On the evening of February 23, 1951, a “useful and living memorial” came to life when, for the first time, the doors of War Memorial Gym opened to an eager throng of Thunderbird supporters. For the 50-plus years following that first game and the ensuing sock-hop held on the newly varnished floor, War Memorial has been this province’s tribute to those British Columbians, particularly those who attended UBC, who died during the two World Wars. The plaque inscribed with the names of UBC war casualties can be found on the east wall of the foyer where each November 11th the University’s Remembrance Day service is held. While serving to commemorate, this building was also considered a monument to the initiative and determination of both students and the community who together raised the necessary funds for this ambitious project.

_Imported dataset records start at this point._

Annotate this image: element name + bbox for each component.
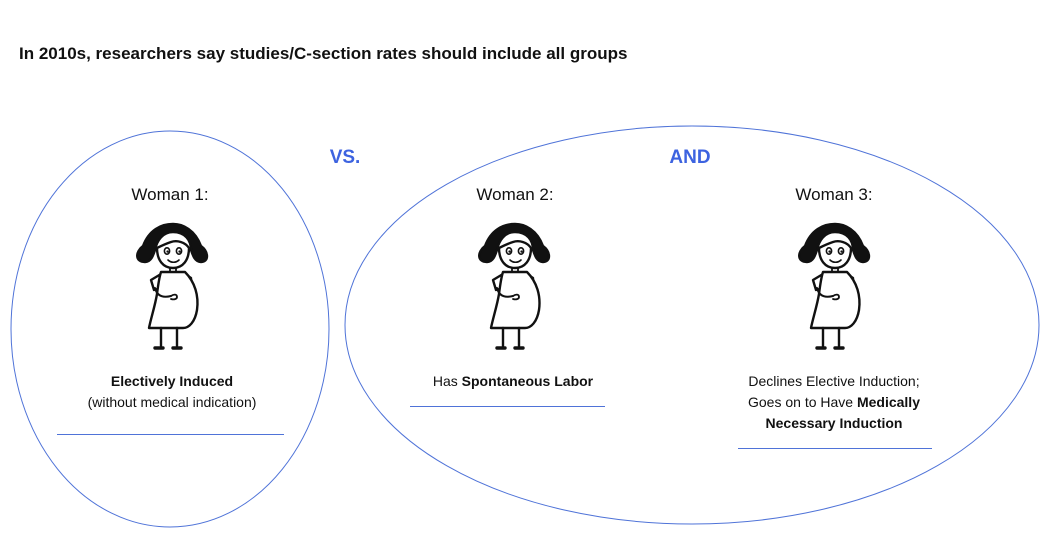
caption-bold-text: Necessary Induction	[765, 415, 903, 431]
woman-underline	[57, 434, 284, 435]
caption-text: Goes on to Have	[748, 394, 857, 410]
caption-text: (without medical indication)	[87, 394, 257, 410]
caption-line: Electively Induced	[52, 371, 292, 392]
woman-heading: Woman 1:	[131, 185, 209, 204]
woman-caption: Has Spontaneous Labor	[393, 371, 633, 392]
pregnant-woman-icon	[477, 222, 551, 350]
caption-line: Goes on to Have Medically	[714, 392, 954, 413]
page-title: In 2010s, researchers say studies/C-sect…	[19, 44, 628, 63]
caption-text: Declines Elective Induction;	[748, 373, 920, 389]
caption-line: (without medical indication)	[52, 392, 292, 413]
caption-bold-text: Spontaneous Labor	[461, 373, 594, 389]
caption-line: Declines Elective Induction;	[714, 371, 954, 392]
group-ellipse-women-2-3	[344, 125, 1040, 525]
caption-bold-text: Electively Induced	[110, 373, 234, 389]
woman-heading: Woman 3:	[795, 185, 873, 204]
caption-text: Has	[432, 373, 462, 389]
woman-caption: Declines Elective Induction; Goes on to H…	[714, 371, 954, 434]
pregnant-woman-icon	[797, 222, 871, 350]
caption-bold-text: Medically	[856, 394, 920, 410]
and-connector: AND	[669, 147, 711, 168]
caption-line: Has Spontaneous Labor	[393, 371, 633, 392]
group-ellipse-woman-1	[10, 130, 330, 528]
woman-caption: Electively Induced (without medical indic…	[52, 371, 292, 413]
woman-heading: Woman 2:	[476, 185, 554, 204]
pregnant-woman-icon	[135, 222, 209, 350]
woman-underline	[410, 406, 605, 407]
woman-underline	[738, 448, 932, 449]
caption-line: Necessary Induction	[714, 413, 954, 434]
vs-connector: VS.	[329, 147, 361, 168]
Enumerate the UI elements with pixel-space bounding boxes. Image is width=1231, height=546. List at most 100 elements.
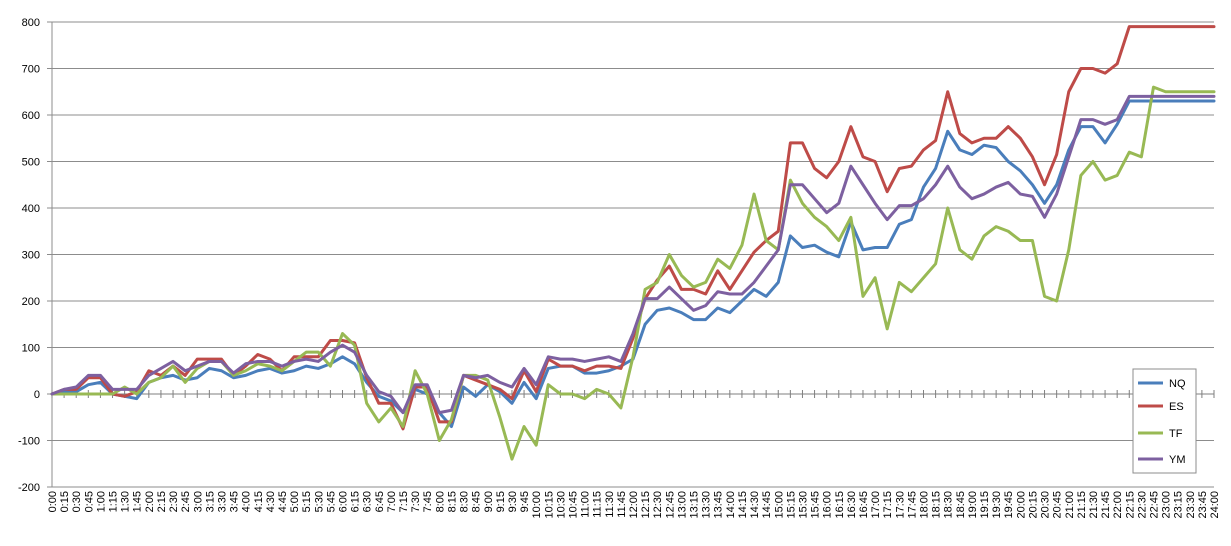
data-point [983,234,986,237]
data-point [728,288,731,291]
x-tick-label: 4:00 [241,491,253,512]
y-tick-label: 400 [22,203,40,215]
data-point [801,183,804,186]
x-tick-label: 23:15 [1173,491,1185,519]
data-point [305,351,308,354]
data-point [680,297,683,300]
data-point [934,262,937,265]
x-tick-label: 8:15 [446,491,458,512]
data-point [958,248,961,251]
data-point [644,323,647,326]
data-point [414,369,417,372]
data-point [595,388,598,391]
data-point [317,360,320,363]
data-point [426,383,429,386]
data-point [861,295,864,298]
data-point [861,248,864,251]
data-point [341,344,344,347]
legend-label-ym: YM [1169,454,1186,466]
data-point [1176,95,1179,98]
x-tick-label: 4:15 [253,491,265,512]
data-point [474,376,477,379]
data-point [789,183,792,186]
data-point [910,204,913,207]
data-point [789,234,792,237]
x-tick-label: 19:00 [967,491,979,519]
data-point [934,167,937,170]
data-point [1091,118,1094,121]
data-point [1079,67,1082,70]
data-point [825,176,828,179]
data-point [813,216,816,219]
data-point [1176,100,1179,103]
data-point [1007,181,1010,184]
data-point [704,318,707,321]
data-point [1031,183,1034,186]
data-point [1140,155,1143,158]
x-tick-label: 15:15 [785,491,797,519]
x-tick-label: 21:00 [1064,491,1076,519]
data-point [1140,25,1143,28]
data-point [329,351,332,354]
data-point [970,141,973,144]
data-point [1031,195,1034,198]
data-point [1128,95,1131,98]
data-point [1043,295,1046,298]
legend: NQ ES TF YM [1132,368,1197,474]
data-point [861,183,864,186]
series-lines [50,25,1216,461]
data-point [716,290,719,293]
data-point [244,362,247,365]
x-tick-label: 1:30 [120,491,132,512]
data-point [547,355,550,358]
data-point [644,288,647,291]
x-tick-label: 20:00 [1015,491,1027,519]
data-point [692,318,695,321]
data-point [983,144,986,147]
x-tick-label: 2:30 [168,491,180,512]
data-point [341,355,344,358]
data-point [1043,216,1046,219]
data-point [1188,100,1191,103]
data-point [837,239,840,242]
data-point [874,246,877,249]
data-point [716,269,719,272]
data-point [123,395,126,398]
data-point [910,218,913,221]
x-tick-label: 7:45 [422,491,434,512]
x-tick-label: 5:00 [289,491,301,512]
data-point [523,367,526,370]
data-point [849,216,852,219]
data-point [1019,169,1022,172]
data-point [208,367,211,370]
data-point [1164,95,1167,98]
data-point [1043,183,1046,186]
y-tick-label: 700 [22,64,40,76]
data-point [632,355,635,358]
data-point [1140,95,1143,98]
data-point [583,397,586,400]
data-point [1213,25,1216,28]
x-tick-label: 6:45 [374,491,386,512]
data-point [765,239,768,242]
data-point [886,327,889,330]
x-tick-label: 21:45 [1100,491,1112,519]
data-point [753,281,756,284]
data-point [668,286,671,289]
data-point [995,225,998,228]
data-point [595,365,598,368]
x-tick-label: 9:15 [495,491,507,512]
data-point [523,381,526,384]
data-point [644,297,647,300]
data-point [1019,239,1022,242]
data-point [874,276,877,279]
data-point [789,179,792,182]
data-point [789,141,792,144]
data-point [753,193,756,196]
data-point [474,395,477,398]
data-point [849,165,852,168]
legend-box [1132,368,1197,474]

In November 1945, the UBC Student Council along with those in athletics desiring a new and larger gymnasium found that a tie-in with a memorial to those students who gave their lives in both wars would be the perfect vehicle by which this dream of a new facility could become a reality. The fundraising campaign commenced with the provincial government pledging $275 000. The students then took over, raising $175 000 through radio appeals, parades, campus fundraising activities and personal pledges. The required balance was taken care of by additions to students’ AMS fees and by local community sport organizations, which donated proceeds from their games. Construction started in 1949 and the new gym opened a year and a half later. It was announced as Canada’s largest and most modern gymnasium and winner of the Massey Silver Medal design award. Still considered ultra modern by many, the original plans included a steam room, sunroom, physiotherapy facilities, message room, six bowling alleys, a restaurant and alumni lounge. Playing sports in this facility was unique because of the floor’s special spring. Folklore has it that horsehair had been inserted beneath the wood surface. “It was definitely springy, you knew you were on something softer,” recalls former UBC basketball star Ken Winslade. The gym, whose architects included former UBC Olympic medal-winning rower Ned Pratt, is still considered “a classic basketball gym” with seats above, the players below and an open space around the court – a treat for both the shooter and spectator.
In addition, War Memorial was one of the very first gyms to have glass backboards and have its games broadcast on radio, most notably by a young play-by-play announcer named Jim Robson. War Memorial has over the years been the venue for many events and activities beyond Thunderbird basketball, volleyball, etc. During the 1950s and 1960s it was often filled to capacity for the B.C. high school basketball championships and for regular appearances by the famed Harlem Globe Trotters. It also saw large crowds during these years that came to enjoy pep rallies and dances, groove to musical groups and be entertained by campus personalities, such as the legendary Frank Gnup. The gym was also the home for many intramural sport competitions as well as physical education classes, which were once mandatory for all first-year students. But most of all it is home, giving us that special feeling when rival players claim how difficult it is to beat the T-Birds when in the confines of our War Memorial. A tribute to those who gave their lives serving Canada, an example of what community initiative and participation can produce, the “palace of sweat” has been home to numerous heroes and champions for more than half a century.